Human vision receives over 80% of sensory inputs to the brain. The neural and computational mechanisms of visual perception have been a central topic in cognitive neuroscience. My research questions along this line of research include: (1) the computation and representation of uncertainty in perceptual decision-making; (2) the influences of top-down modulation (e.g., attention/learning) on population codes in the human brain; (3) the neural implementations of Bayesian inference; (4) neural mechanisms of visual working memory.
The past few years have seen the surge of comparisons between the artificial and the human visual systems. We see a promising future that research from computer vision and human vision can mutually benefit and foster the development of general intelligence. My research questions include (1) pixel-level image reconstruction from brain activity based on deep networks (2) neural mechanisms of face recognition in natural scenes.
Computational Psychiatry is an interdiscipline that bridges basic computational neuroscience and translational psychiatry.
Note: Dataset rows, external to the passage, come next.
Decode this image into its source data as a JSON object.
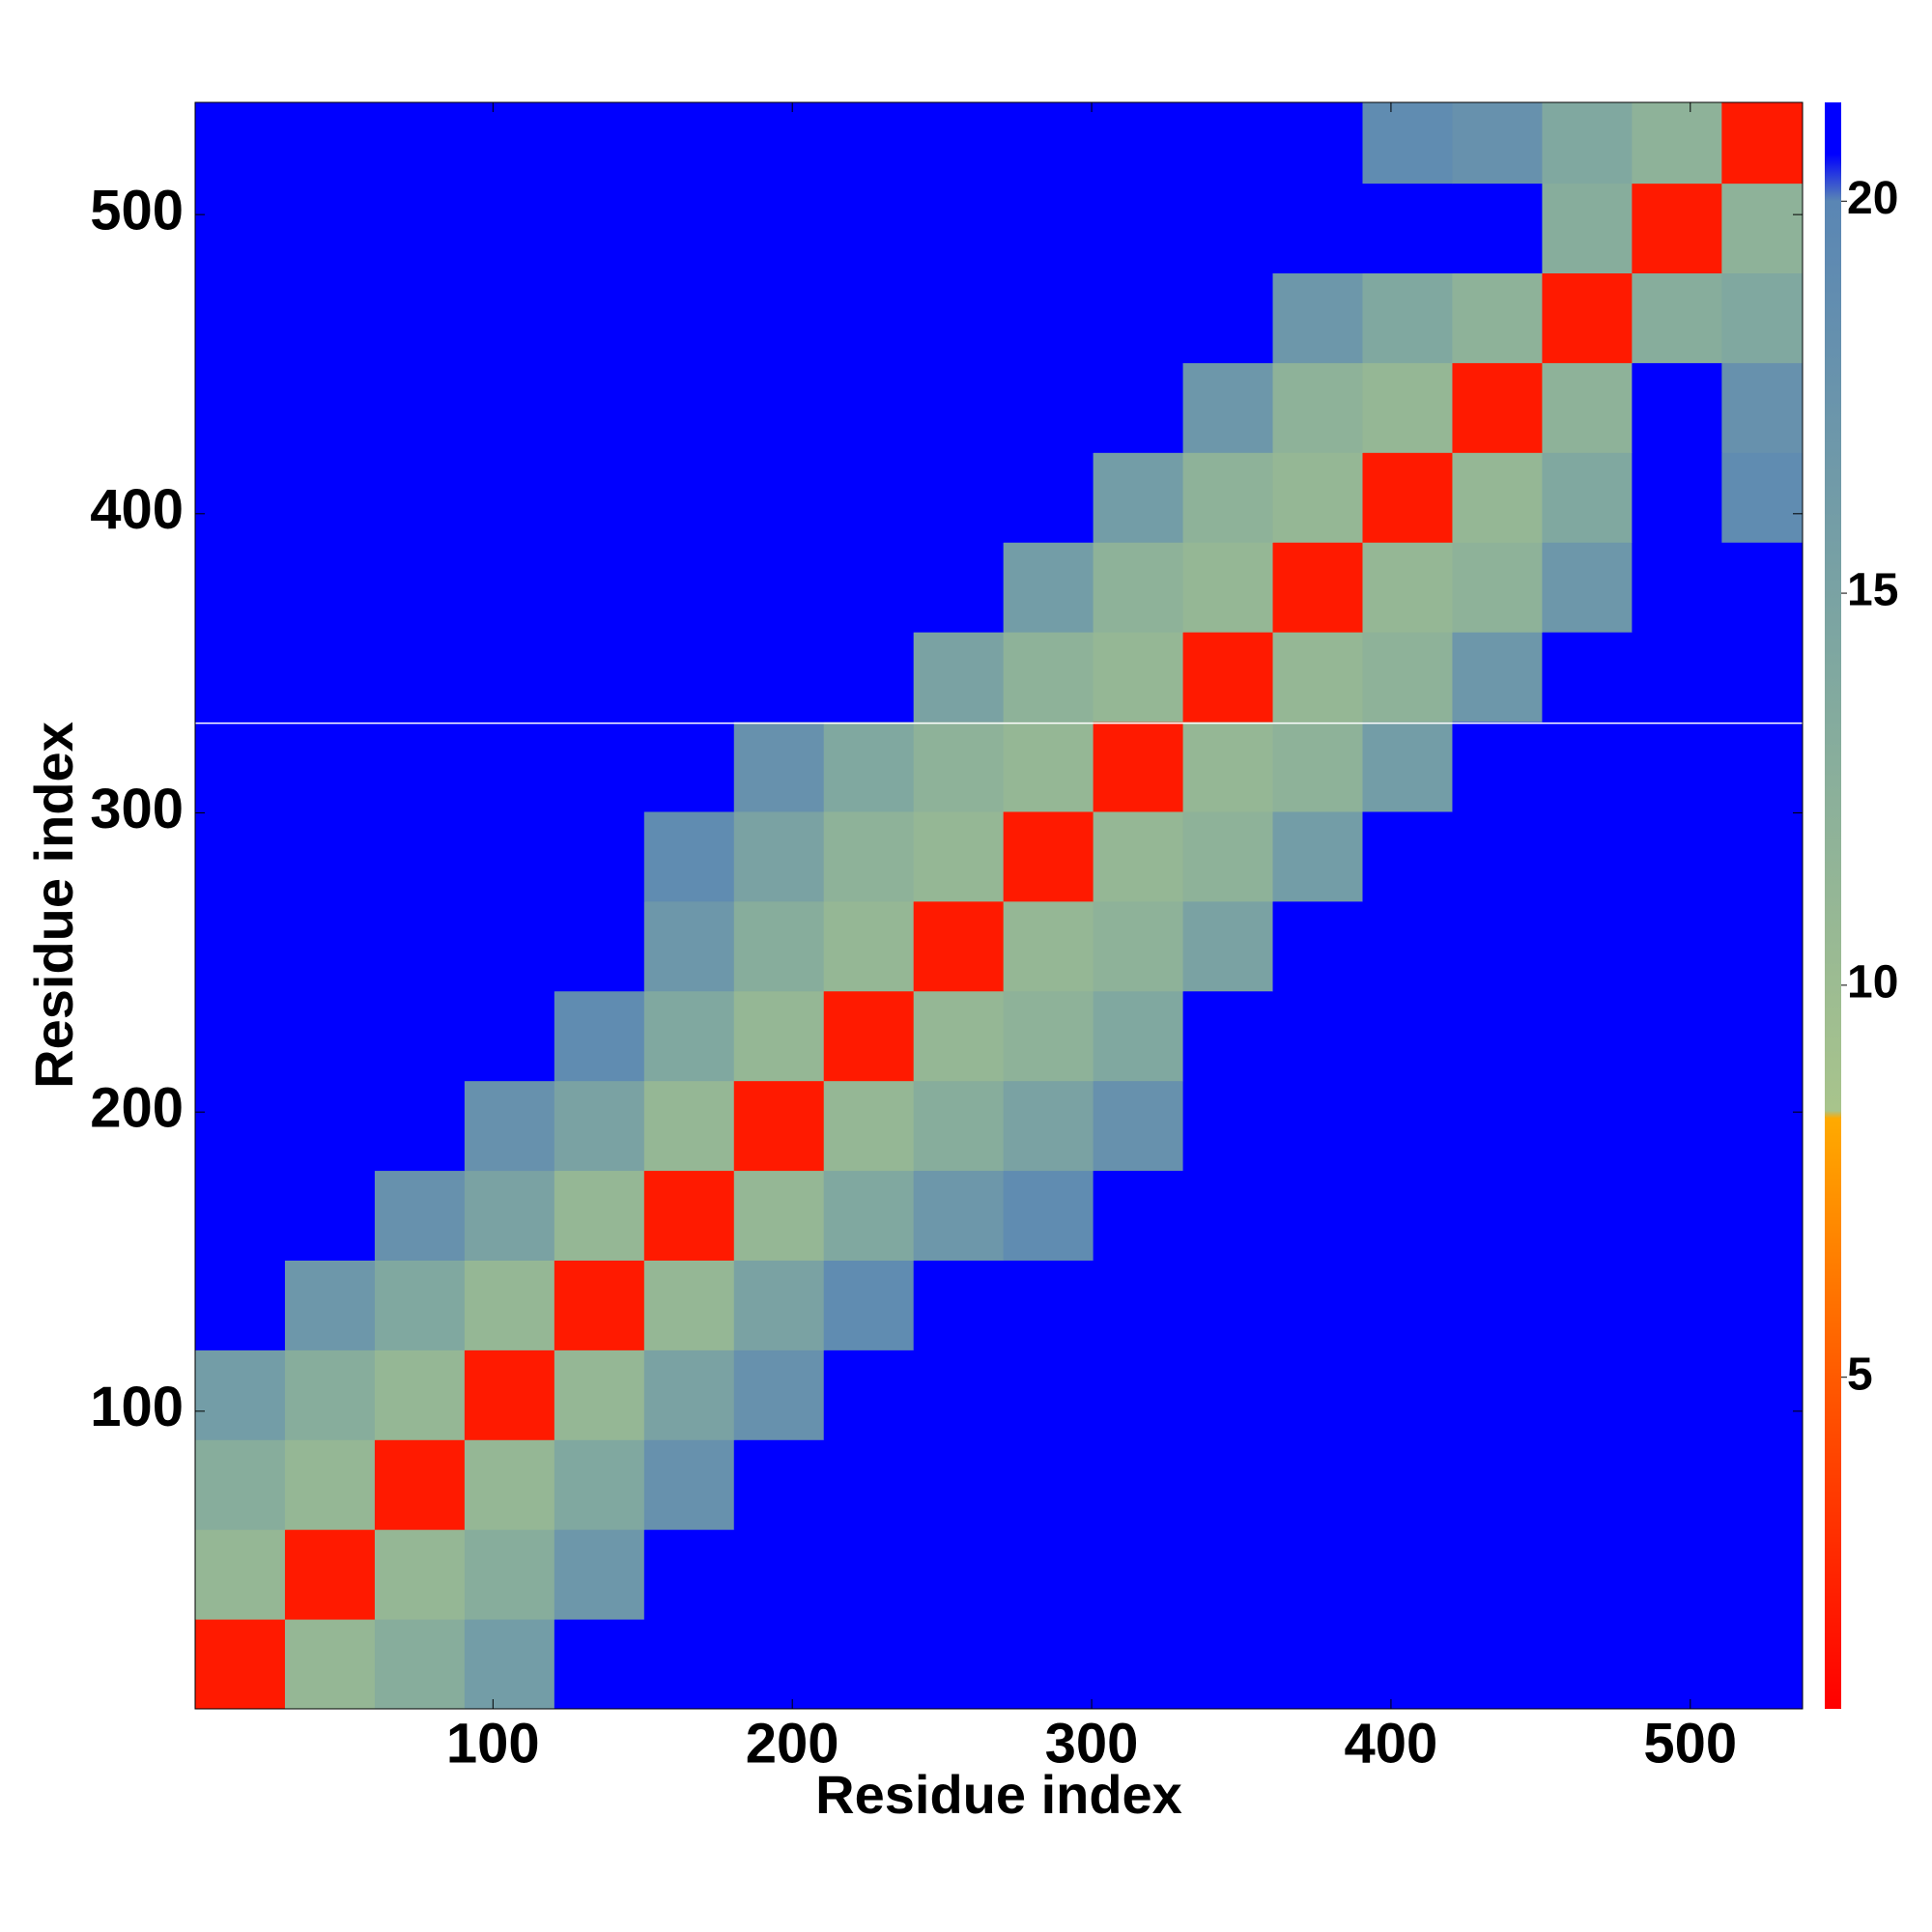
{
  "chart_data": {
    "type": "heatmap",
    "x_label": "Residue index",
    "y_label": "Residue index",
    "x_bins": [
      0.5,
      30.5,
      60.5,
      90.5,
      120.5,
      150.5,
      180.5,
      210.5,
      240.5,
      270.5,
      300.5,
      330.5,
      360.5,
      390.5,
      420.5,
      450.5,
      480.5,
      510.5,
      537.5
    ],
    "y_bins": [
      0.5,
      30.5,
      60.5,
      90.5,
      120.5,
      150.5,
      180.5,
      210.5,
      240.5,
      270.5,
      300.5,
      330.5,
      360.5,
      390.5,
      420.5,
      450.5,
      480.5,
      510.5,
      537.5
    ],
    "z": [
      [
        2,
        11,
        13,
        16,
        21,
        21,
        21,
        21,
        21,
        21,
        21,
        21,
        21,
        21,
        21,
        21,
        21,
        21
      ],
      [
        11,
        2,
        11,
        13,
        17,
        21,
        21,
        21,
        21,
        21,
        21,
        21,
        21,
        21,
        21,
        21,
        21,
        21
      ],
      [
        13,
        11,
        2,
        11,
        14,
        18,
        21,
        21,
        21,
        21,
        21,
        21,
        21,
        21,
        21,
        21,
        21,
        21
      ],
      [
        16,
        13,
        11,
        2,
        11,
        15,
        18,
        21,
        21,
        21,
        21,
        21,
        21,
        21,
        21,
        21,
        21,
        21
      ],
      [
        21,
        17,
        14,
        11,
        2,
        11,
        15,
        19,
        21,
        21,
        21,
        21,
        21,
        21,
        21,
        21,
        21,
        21
      ],
      [
        21,
        21,
        18,
        15,
        11,
        2,
        11,
        14,
        17,
        19,
        21,
        21,
        21,
        21,
        21,
        21,
        21,
        21
      ],
      [
        21,
        21,
        21,
        18,
        15,
        11,
        2,
        11,
        13,
        15,
        18,
        21,
        21,
        21,
        21,
        21,
        21,
        21
      ],
      [
        21,
        21,
        21,
        21,
        19,
        14,
        11,
        2,
        11,
        12,
        14,
        21,
        21,
        21,
        21,
        21,
        21,
        21
      ],
      [
        21,
        21,
        21,
        21,
        21,
        17,
        13,
        11,
        2,
        11,
        12,
        15,
        21,
        21,
        21,
        21,
        21,
        21
      ],
      [
        21,
        21,
        21,
        21,
        21,
        19,
        15,
        12,
        11,
        2,
        11,
        12,
        16,
        21,
        21,
        21,
        21,
        21
      ],
      [
        21,
        21,
        21,
        21,
        21,
        21,
        18,
        14,
        12,
        11,
        2,
        11,
        12,
        16,
        21,
        21,
        21,
        21
      ],
      [
        21,
        21,
        21,
        21,
        21,
        21,
        21,
        21,
        15,
        12,
        11,
        2,
        11,
        12,
        17,
        21,
        21,
        21
      ],
      [
        21,
        21,
        21,
        21,
        21,
        21,
        21,
        21,
        21,
        16,
        12,
        11,
        2,
        11,
        12,
        17,
        21,
        21
      ],
      [
        21,
        21,
        21,
        21,
        21,
        21,
        21,
        21,
        21,
        21,
        16,
        12,
        11,
        2,
        11,
        14,
        21,
        19
      ],
      [
        21,
        21,
        21,
        21,
        21,
        21,
        21,
        21,
        21,
        21,
        21,
        17,
        12,
        11,
        2,
        12,
        21,
        18
      ],
      [
        21,
        21,
        21,
        21,
        21,
        21,
        21,
        21,
        21,
        21,
        21,
        21,
        17,
        14,
        12,
        2,
        13,
        14
      ],
      [
        21,
        21,
        21,
        21,
        21,
        21,
        21,
        21,
        21,
        21,
        21,
        21,
        21,
        21,
        21,
        13,
        2,
        12
      ],
      [
        21,
        21,
        21,
        21,
        21,
        21,
        21,
        21,
        21,
        21,
        21,
        21,
        21,
        19,
        18,
        14,
        12,
        2
      ]
    ],
    "xlim": [
      0.5,
      537.5
    ],
    "ylim": [
      0.5,
      537.5
    ],
    "xticks": [
      100,
      200,
      300,
      400,
      500
    ],
    "yticks": [
      100,
      200,
      300,
      400,
      500
    ],
    "clim": [
      0.77,
      21.26
    ],
    "cticks": [
      5,
      10,
      15,
      20
    ],
    "colorscale": [
      [
        0.77,
        "#ff0000"
      ],
      [
        5,
        "#ff5a00"
      ],
      [
        8.3,
        "#ffaa00"
      ],
      [
        8.4,
        "#a8c48c"
      ],
      [
        14,
        "#80a8a0"
      ],
      [
        20,
        "#5a86b4"
      ],
      [
        20.6,
        "#0000ff"
      ],
      [
        21.26,
        "#0000ff"
      ]
    ],
    "hlines": [
      330
    ]
  }
}
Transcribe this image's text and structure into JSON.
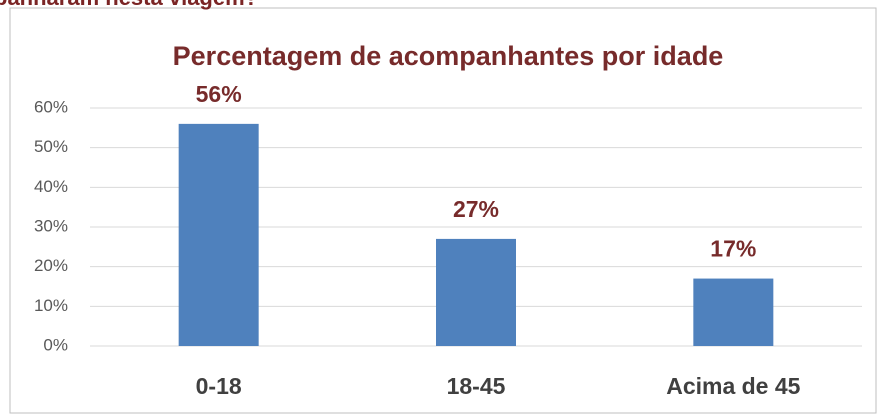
{
  "caption": "panharam nesta viagem?",
  "chart_data": {
    "type": "bar",
    "title": "Percentagem de acompanhantes por idade",
    "categories": [
      "0-18",
      "18-45",
      "Acima de 45"
    ],
    "values": [
      56,
      27,
      17
    ],
    "value_labels": [
      "56%",
      "27%",
      "17%"
    ],
    "color": "#4f81bd",
    "ylim": [
      0,
      60
    ],
    "yticks": [
      {
        "value": 0,
        "label": "0%"
      },
      {
        "value": 10,
        "label": "10%"
      },
      {
        "value": 20,
        "label": "20%"
      },
      {
        "value": 30,
        "label": "30%"
      },
      {
        "value": 40,
        "label": "40%"
      },
      {
        "value": 50,
        "label": "50%"
      },
      {
        "value": 60,
        "label": "60%"
      }
    ],
    "grid": true
  }
}
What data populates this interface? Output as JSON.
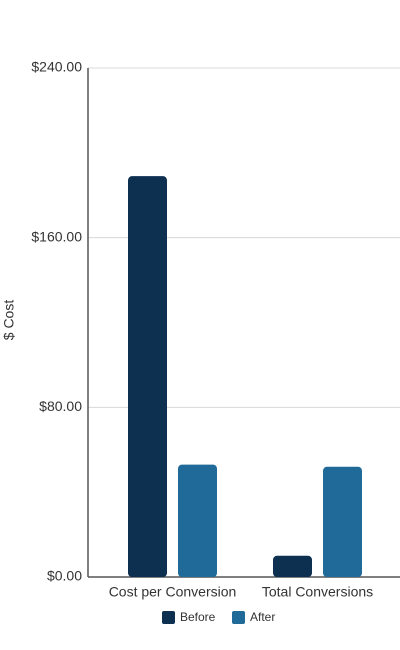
{
  "chart_data": {
    "type": "bar",
    "y_label": "$ Cost",
    "categories": [
      "Cost per Conversion",
      "Total Conversions"
    ],
    "series": [
      {
        "name": "Before",
        "color": "#0d2f50",
        "values": [
          189,
          10
        ]
      },
      {
        "name": "After",
        "color": "#1f6a99",
        "values": [
          53,
          52
        ]
      }
    ],
    "ylim": [
      0,
      240
    ],
    "yticks": [
      {
        "value": 0,
        "label": "$0.00"
      },
      {
        "value": 80,
        "label": "$80.00"
      },
      {
        "value": 160,
        "label": "$160.00"
      },
      {
        "value": 240,
        "label": "$240.00"
      }
    ],
    "grid": true
  }
}
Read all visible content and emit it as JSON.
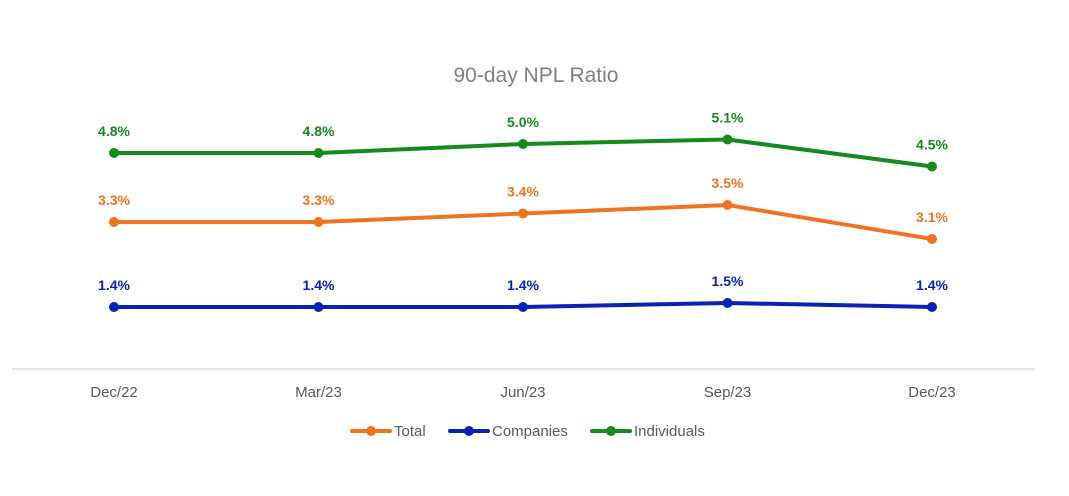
{
  "chart_data": {
    "type": "line",
    "title": "90-day NPL Ratio",
    "xlabel": "",
    "ylabel": "",
    "ylim": [
      0,
      6
    ],
    "grid": false,
    "legend_position": "bottom",
    "value_suffix": "%",
    "categories": [
      "Dec/22",
      "Mar/23",
      "Jun/23",
      "Sep/23",
      "Dec/23"
    ],
    "series": [
      {
        "name": "Total",
        "color": "#f07321",
        "values": [
          3.3,
          3.3,
          3.4,
          3.5,
          3.1
        ],
        "labels": [
          "3.3%",
          "3.3%",
          "3.4%",
          "3.5%",
          "3.1%"
        ]
      },
      {
        "name": "Companies",
        "color": "#0a22b3",
        "values": [
          1.4,
          1.4,
          1.4,
          1.5,
          1.4
        ],
        "labels": [
          "1.4%",
          "1.4%",
          "1.4%",
          "1.5%",
          "1.4%"
        ]
      },
      {
        "name": "Individuals",
        "color": "#148a1f",
        "values": [
          4.8,
          4.8,
          5.0,
          5.1,
          4.5
        ],
        "labels": [
          "4.8%",
          "4.8%",
          "5.0%",
          "5.1%",
          "4.5%"
        ]
      }
    ]
  }
}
Research in computational psychiatry emphasizes using the computational models established in normal subjects or basic neuroscience to characterize the mechanisms of abnormal cognitive behavior in psychiatric diseases. I am currently working on the following questions: (1) computational mechanisms of visual working memory deficits in patients with psychiatric diseases; (2) abnormal reinforcement learning in psychiatric diseases; (3) reward-based emotional regulation in psychiatric diseases.
Functional magnetic resonance imaging (fMRI) has been widely used in investigating complex structural and functional compositions of the human brain, as well as in various forms of diagnostic and rehabilitative practices. The rapid progress of neuroimaging techniques in the last couple of decades has produced a vast quantity of brain anatomical and functional data. It remains a key challenge for neuroscientists to efficiently infer substrates of human brain functions from massive datasets, and also for biomedical practioners to extract clinically meaningful information. Hence, developing novel data processing methods and pipelines is essential and fruitful for the next stage of neuroimaging research. We believe that bridging state-of-the-art machine learning methods and neuroimaging data will open new avenues for future data-driven neuroscience research and promote more accurate clinical decisions, as well as customized medical services for patients.